The time has come to cut the cord with your job.
You might have been working there for a short period of time and realized that it just wasn’t for you, or you might be wanting a change after working there since graduation.
Whether you’ve been there for 1 month or 1 year, part-time or full-time, you know it’s your time to go and therefore time for a potentially awkward situation.
It’s ok to be nervous. Handing in your resignation for the first time is another cautious step into the unknown and can be nerve wracking. It might soothe your nerves, though, to remember that this probably isn’t the first time that an employer has had someone hand in their resignation (unless perhaps it’s a freshly-hatched company).
Here are some tips for leaving your job gracefully.
1. Watch your mouth
The first person you tell about your pending departure should be your boss.
It would be disrespectful for them to hear it from anybody else.
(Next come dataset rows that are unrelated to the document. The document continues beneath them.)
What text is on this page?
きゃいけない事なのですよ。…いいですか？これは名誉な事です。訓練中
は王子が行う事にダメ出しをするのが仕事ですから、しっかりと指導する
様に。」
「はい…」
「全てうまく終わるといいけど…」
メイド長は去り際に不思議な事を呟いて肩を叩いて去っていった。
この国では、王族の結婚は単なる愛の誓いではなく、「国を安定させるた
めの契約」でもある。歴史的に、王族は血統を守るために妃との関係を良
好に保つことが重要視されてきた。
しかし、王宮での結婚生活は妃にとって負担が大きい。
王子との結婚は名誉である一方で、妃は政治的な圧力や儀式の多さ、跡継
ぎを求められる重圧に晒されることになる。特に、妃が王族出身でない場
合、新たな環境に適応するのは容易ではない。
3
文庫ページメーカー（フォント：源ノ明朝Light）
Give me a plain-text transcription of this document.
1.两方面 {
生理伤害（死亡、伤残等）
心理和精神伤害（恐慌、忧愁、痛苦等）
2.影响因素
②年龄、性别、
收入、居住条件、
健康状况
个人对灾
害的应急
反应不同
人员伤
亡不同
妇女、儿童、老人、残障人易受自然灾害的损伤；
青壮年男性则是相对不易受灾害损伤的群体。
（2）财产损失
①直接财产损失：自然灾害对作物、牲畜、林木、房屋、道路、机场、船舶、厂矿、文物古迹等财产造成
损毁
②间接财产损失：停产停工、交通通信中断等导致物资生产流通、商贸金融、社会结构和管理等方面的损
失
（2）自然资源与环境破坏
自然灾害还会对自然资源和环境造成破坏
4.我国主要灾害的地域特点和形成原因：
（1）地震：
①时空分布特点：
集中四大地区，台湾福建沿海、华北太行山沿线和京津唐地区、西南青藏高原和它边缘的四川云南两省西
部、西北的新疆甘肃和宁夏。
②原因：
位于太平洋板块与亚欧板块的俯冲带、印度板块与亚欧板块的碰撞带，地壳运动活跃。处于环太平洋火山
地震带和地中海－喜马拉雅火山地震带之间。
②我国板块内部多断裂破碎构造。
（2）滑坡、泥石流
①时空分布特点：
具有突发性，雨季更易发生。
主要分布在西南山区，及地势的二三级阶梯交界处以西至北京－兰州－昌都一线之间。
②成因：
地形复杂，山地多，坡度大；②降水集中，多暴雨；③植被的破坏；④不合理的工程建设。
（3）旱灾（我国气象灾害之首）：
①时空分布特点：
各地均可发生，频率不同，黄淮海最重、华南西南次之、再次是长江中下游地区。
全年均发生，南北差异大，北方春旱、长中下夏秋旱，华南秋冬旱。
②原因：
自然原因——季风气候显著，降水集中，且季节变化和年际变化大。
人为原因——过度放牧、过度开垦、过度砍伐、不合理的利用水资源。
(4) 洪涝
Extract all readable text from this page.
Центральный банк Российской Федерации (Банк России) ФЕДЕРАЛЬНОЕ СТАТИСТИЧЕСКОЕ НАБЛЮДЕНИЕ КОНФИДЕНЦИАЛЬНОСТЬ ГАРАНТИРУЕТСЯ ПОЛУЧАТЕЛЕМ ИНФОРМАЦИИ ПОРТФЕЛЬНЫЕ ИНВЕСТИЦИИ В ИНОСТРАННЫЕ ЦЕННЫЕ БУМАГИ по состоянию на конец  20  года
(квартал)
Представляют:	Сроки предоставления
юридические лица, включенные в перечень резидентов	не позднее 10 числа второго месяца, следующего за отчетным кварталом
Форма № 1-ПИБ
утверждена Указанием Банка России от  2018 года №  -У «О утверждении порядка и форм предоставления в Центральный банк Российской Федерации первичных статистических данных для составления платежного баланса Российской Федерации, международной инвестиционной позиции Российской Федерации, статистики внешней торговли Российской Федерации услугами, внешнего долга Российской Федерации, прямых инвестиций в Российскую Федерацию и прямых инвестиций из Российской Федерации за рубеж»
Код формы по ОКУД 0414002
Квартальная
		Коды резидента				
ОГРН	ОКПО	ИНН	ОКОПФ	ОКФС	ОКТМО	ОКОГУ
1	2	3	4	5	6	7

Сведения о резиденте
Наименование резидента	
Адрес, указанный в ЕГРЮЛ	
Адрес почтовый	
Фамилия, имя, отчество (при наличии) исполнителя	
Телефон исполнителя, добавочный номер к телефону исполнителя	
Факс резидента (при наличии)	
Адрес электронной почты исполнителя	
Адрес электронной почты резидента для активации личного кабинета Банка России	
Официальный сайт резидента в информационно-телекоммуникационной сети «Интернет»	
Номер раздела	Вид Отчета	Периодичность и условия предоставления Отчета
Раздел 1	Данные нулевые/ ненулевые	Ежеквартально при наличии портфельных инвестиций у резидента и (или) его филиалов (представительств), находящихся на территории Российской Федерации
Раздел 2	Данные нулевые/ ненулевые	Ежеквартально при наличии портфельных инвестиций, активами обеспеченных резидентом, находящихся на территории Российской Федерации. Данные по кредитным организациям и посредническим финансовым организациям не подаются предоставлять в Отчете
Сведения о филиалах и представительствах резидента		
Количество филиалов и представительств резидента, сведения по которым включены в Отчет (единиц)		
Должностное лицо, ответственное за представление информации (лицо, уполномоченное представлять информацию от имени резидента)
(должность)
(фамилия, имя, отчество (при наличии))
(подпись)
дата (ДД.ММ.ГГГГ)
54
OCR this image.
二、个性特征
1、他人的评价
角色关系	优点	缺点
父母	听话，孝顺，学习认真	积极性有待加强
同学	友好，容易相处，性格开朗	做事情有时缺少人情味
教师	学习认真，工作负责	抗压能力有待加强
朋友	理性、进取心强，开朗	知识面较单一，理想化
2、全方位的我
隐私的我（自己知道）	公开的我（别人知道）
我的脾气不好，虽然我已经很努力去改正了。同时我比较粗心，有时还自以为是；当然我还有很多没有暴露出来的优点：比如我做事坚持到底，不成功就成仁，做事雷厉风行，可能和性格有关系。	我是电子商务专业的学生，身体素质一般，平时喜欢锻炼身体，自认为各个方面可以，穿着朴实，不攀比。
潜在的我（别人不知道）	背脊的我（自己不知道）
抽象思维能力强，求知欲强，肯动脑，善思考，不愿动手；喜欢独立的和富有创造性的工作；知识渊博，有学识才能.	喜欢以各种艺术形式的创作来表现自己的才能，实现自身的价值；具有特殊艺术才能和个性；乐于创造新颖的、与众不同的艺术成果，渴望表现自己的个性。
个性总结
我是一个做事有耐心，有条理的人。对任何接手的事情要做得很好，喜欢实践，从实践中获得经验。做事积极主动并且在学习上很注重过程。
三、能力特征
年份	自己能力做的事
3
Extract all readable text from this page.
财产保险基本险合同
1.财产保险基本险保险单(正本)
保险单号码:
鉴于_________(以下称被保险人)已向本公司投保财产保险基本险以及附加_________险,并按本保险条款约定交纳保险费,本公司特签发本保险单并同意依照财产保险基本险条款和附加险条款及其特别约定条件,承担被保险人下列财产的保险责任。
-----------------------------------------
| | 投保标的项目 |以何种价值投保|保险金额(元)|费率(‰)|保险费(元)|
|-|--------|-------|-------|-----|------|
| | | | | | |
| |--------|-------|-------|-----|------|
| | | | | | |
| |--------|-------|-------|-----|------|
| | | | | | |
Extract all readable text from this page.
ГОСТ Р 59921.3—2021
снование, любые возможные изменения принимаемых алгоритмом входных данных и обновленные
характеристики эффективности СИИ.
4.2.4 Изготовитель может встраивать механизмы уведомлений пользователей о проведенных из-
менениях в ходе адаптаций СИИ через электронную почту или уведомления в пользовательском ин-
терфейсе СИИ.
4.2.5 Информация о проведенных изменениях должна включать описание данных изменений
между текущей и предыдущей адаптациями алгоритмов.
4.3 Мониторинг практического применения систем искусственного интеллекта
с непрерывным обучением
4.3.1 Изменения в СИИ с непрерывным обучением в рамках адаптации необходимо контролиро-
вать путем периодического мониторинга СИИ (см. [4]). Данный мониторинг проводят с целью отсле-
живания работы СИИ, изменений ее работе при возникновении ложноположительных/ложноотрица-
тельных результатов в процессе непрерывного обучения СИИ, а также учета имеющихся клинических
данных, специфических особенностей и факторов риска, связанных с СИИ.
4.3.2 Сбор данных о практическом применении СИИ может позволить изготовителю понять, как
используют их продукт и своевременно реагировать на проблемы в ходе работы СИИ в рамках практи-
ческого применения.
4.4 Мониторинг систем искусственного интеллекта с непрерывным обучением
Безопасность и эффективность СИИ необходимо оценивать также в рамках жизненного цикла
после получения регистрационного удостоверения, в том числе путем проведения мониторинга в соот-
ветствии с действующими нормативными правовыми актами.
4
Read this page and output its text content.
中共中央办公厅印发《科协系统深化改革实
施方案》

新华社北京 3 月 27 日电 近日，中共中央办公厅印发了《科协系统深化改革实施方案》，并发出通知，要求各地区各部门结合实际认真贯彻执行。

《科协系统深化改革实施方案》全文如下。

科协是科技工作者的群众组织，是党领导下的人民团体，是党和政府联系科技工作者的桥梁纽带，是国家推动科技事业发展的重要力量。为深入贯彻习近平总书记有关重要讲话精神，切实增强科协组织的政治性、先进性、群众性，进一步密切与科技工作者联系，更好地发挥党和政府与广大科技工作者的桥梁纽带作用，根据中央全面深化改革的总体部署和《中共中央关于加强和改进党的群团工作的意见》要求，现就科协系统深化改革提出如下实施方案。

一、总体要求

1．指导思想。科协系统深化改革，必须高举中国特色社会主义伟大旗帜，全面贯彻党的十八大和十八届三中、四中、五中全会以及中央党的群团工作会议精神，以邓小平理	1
Prioritize telling your boss in-person – do not resign by email if you can avoid it.
2. Two weeks notice: workplace myth or professional courtesy?
While handing in your two weeks notice isn’t the law, it is an accepted protocol when quitting.
Two weeks notice can give you time to finish up any projects you were in the middle of, or leave them in a state that is tidy enough for your replacement to pick up where you left off.
If you signed a contract when you started at your job then it’s probably a good idea to check to see if you’re required to give a certain amount of notice.
3. Remember, you’re replaceable (sorry)
Try not to feel guilty when you hand in your resignation.
The company will be able to survive without you. An unwarranted guilty conscience might make you hostile or defensive as time passes, or compel you to take on more work than you can handle in your final weeks.
4. Exchange a thank-you note for a letter of recommendation
Give your soon-to-be-former employer a chance to say how much they appreciated having you – but make sure you get there first by sharing how much you appreciated your time at the company.
This is a useful way to end things on a positive “note,” while leaving both parties with a tangible reminder of the relationship you built up at a company.
This recommendation can also be digital!
Have you had to quit a job? How did you manage it?